Dooley found her lying in a heap with the hat beside her.

“Diamond! My God, what happened?”

His anxious shouts went unheard. Diamond’s pale face was answer enough for Dooley that something was seriously wrong. Unaware of the hat’s importance, he tossed it aside and lifted her from the floor.

Twila met him at the door, took one look at the unconscious woman in his arms, and pushed him back inside.

“Don’t let anyone see her like this,” she hissed. “It’ll be all over town.”

Dooley quickly obeyed and laid her on the couch in Melvin’s office.

It was only moments, but it seemed forever before Diamond began to move. When the color began to flow back into her pale, cold cheeks, Twila breathed a sigh of relief.

“Honey…are you sick? If you need to, I’ll get you to the hospital. It’s not far,” Dooley said.

Diamond shuddered. Dooley was the last person she’d expected to see that night. She might have been able to hide her feelings from Twila. But from Dooley, who’d proven to be more than a friend, it was impossible.

She took one look at the tender concern on his grizzly face and began to cry.

He hauled her from the couch and crushed her against the wall of his chest. “What’s wrong? What happened to you?” he asked. His voice rumbled deep in his belly and vibrated against Diamond’s ear as he clutched her tightly to him.

“He was here,” she said, clutching the front of Dooley’s jacket in desperation. “He watched me.”

“Oh, hell,” Twila muttered. “So there is a
he
. Damn, Dooley, you didn’t have to be right.”

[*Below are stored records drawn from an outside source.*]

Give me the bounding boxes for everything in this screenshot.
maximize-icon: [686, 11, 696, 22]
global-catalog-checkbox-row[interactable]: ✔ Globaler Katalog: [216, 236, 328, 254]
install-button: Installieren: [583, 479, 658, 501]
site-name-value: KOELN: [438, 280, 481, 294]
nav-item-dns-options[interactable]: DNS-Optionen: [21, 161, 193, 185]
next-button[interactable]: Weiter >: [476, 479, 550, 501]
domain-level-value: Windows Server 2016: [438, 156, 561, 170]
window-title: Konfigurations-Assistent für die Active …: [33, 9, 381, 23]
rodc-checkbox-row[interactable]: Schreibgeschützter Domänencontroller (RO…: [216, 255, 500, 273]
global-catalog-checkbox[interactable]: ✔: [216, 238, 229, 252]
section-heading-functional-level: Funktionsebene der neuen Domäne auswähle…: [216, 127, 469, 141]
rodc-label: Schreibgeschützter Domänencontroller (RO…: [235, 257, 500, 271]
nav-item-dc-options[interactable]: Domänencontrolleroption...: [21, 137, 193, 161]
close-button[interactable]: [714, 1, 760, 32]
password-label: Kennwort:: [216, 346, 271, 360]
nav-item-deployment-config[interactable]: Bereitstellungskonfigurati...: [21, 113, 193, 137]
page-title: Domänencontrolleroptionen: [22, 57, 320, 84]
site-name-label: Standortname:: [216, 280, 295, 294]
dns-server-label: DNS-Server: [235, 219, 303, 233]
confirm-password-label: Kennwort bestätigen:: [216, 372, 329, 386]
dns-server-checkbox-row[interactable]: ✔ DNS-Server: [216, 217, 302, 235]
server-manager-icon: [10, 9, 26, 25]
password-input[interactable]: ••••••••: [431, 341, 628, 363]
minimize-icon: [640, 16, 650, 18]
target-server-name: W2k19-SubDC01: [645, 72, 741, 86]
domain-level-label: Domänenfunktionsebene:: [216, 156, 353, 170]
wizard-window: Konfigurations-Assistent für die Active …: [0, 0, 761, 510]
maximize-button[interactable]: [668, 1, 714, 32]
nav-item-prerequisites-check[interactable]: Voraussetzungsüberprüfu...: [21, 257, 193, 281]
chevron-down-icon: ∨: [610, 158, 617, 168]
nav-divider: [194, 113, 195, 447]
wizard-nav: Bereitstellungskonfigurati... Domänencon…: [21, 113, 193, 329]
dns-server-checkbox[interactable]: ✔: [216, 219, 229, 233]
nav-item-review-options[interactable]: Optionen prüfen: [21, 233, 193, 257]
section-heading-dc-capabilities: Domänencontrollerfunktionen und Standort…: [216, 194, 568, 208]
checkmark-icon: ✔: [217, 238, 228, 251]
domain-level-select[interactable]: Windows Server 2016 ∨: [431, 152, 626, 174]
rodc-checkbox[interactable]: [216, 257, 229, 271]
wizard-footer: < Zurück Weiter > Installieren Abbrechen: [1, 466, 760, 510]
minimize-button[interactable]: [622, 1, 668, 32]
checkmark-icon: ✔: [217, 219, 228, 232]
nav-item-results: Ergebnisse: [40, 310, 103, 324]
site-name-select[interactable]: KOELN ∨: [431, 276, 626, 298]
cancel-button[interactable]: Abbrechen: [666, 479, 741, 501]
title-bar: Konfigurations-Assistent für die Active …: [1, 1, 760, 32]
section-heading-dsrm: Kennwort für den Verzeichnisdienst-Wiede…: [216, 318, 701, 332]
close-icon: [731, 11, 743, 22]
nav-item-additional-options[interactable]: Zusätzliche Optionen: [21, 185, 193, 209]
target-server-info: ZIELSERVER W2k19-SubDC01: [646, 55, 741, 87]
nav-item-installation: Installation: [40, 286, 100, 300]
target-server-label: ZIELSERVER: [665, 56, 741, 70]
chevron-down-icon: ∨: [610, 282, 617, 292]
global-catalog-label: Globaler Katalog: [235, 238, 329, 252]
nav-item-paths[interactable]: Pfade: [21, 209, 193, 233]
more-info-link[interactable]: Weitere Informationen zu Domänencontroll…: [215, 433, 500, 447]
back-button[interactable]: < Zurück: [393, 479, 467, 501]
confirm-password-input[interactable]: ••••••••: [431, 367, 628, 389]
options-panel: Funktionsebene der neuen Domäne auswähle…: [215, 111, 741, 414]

Dooley glared at Twila and then patted Diamond’s shoulders awkwardly. “I’m always right,” he said. “I just don’t always know it.”

Twila sighed as Dooley continued his interrogation.

“Who watched you, honey? Is it someone you’re afraid of? Cause if it is, you just tell me who’s bothering you and I’ll kill the sucker.”

“He’d never hurt me,” she whispered.

What she wanted was to go to bed and sleep through this lifetime until it was time to start over. She’d gotten as far in this one as she could go alone.

“Girl!” Dooley pulled her away and shook her gently. “Get hold of yourself and talk to me. I can’t help you if you don’t talk.”

Diamond shuddered and blinked, staring blankly at Dooley and Twila as if coming out of a trance.

“What happened?” she asked.

“I guess you fainted,” Dooley said. “I found you over there by the wall.”

In that instant she remembered the hat, and began to look around the room for it. When she saw it lying on the floor beside Melvin’s desk, she disentangled herself from Dooley and headed for it with single-minded intent.

Puzzled by her odd behavior, Twila and Dooley watched as she picked up the hat, brushed away a speck of lint, and then carefully hung it on the knob of the chair where she’d found it.

“He’ll be wanting it back,” she said quietly.

“He, who?” Twila asked. And when Diamond didn’t answer, she shouted. “Dammit, Diamond, if there’s something in your past that’s going to hurt your future, I’ve got to know or we may as well call it quits here and now!”

Dooley glared at Twila. “Don’t be so dramatic,” he said. “Hell, woman. Nashville’s full of secrets. One more ain’t gonna sink the ship.”